Galaxy Quest TV Show Addresses Fandom Changes Since the Original Film

Galaxy Quest TV Show Addresses Fandom Changes Since the Original Film

Galaxy Quest TV show writer Paul Scheer says that the series will acknowledge the changes in sci-fi fandom over the years, and will provide a clever mixture of the old and the new.

Galaxy Quest started with the beloved sci-fi comedy film of the same name, which was released back in 1999 and directed by Dean Parisot (Red 2). The plot was a canny satire of Star Trek and other classic shows, which managed to combine thrills and laughs without actually mocking its subject matter. Starring Tim Allen, Sigourney Weaver, and the late Alan Rickman, it revolves around the aging cast of a cancelled space show getting drawn into a real interplanetary war and learning some life lessons. The film has garnered a big cult following over the years, and a TV series for Amazon Studios was announced back in 2015. Development on the show has been slow with little further news since then, but it kicked back into life with the announcement earlier this year that actor/writer Scheer had signed on to write the scripts.

Related: Galaxy Quest TV Series is Moving Forward Again

Since then Scheer has been steadily working on the show – and has now provided Slashfilm with an update on his progress. Happily for longtime fans of the film, he says that the show will indeed carry forward the story of the characters from the movie.

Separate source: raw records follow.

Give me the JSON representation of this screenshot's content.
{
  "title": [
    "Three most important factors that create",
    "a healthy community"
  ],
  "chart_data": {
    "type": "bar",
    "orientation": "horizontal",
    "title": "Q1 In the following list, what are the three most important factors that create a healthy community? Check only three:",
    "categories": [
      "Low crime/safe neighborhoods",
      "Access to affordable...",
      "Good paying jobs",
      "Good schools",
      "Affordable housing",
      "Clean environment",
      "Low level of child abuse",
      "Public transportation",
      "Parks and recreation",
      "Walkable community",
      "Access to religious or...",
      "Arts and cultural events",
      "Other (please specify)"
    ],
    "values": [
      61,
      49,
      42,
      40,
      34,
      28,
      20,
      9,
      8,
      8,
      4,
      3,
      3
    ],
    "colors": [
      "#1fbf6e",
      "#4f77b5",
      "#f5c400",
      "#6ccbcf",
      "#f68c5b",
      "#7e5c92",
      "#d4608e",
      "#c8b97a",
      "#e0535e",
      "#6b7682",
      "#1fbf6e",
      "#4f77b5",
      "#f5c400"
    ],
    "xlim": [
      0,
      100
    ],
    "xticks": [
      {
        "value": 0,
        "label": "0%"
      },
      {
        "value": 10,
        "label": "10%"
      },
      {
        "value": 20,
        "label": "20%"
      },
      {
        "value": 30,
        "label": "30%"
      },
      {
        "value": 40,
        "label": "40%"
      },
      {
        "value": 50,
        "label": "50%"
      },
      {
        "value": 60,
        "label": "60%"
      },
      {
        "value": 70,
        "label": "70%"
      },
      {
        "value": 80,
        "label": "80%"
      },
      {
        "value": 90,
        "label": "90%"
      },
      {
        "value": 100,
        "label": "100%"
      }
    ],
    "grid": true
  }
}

In addition to that, it will reportedly include two separate casts whose adventures merge as the season progresses, one ‘Classic’ and one ‘Next Generation’. It’s all part of Scheer’s plan to address the way that fandom has changed since the 1999 film, whilst staying true to the tone of the original plot. Speaking about the show, he says:

“I just handed in my first script to Amazon… it was really important to do service to a Galaxy Quest story that gives you everything that you want and indoctrinates people who have never seen Galaxy Quest into what the fun of that world is… And also to continue the story of our original characters and have consequences from the first film… So it is mixing two casts. It’s separate kind of adventures that kind of merge, and I’m looking at this first season not as episodic, but as a serialized story.”

Galaxy Quest TV Show Addresses Fandom Changes Since the Original Film

The other important thing for the writer was to show how being a fan of shows like this has now changed, and the way in which popular culture has evolved:

“I love that in 1999, as a fan of Star Trek and going to these conventions since I was a kid: sci-fi, fantasy, those worlds have changed so drastically. I really wanted to capture the difference between the original cast of Star Trek and the J.J. Abrams cast of Star Trek. I think that, to me, is my entry point. Sci-fi heroes are rock stars now.”

The show is a very long way from actually broadcasting yet, but that concept does sound very promising indeed. There’s still no word as to whether any of the original cast will be directly involved, but given the recent TV work from Allen (Last Man Standing) and Weaver (The Defenders), it does seem feasible. Scheer’s work on The League won a lot of fans, so hopefully he can channel the charm of the original film into a cool revival series for Galaxy Quest.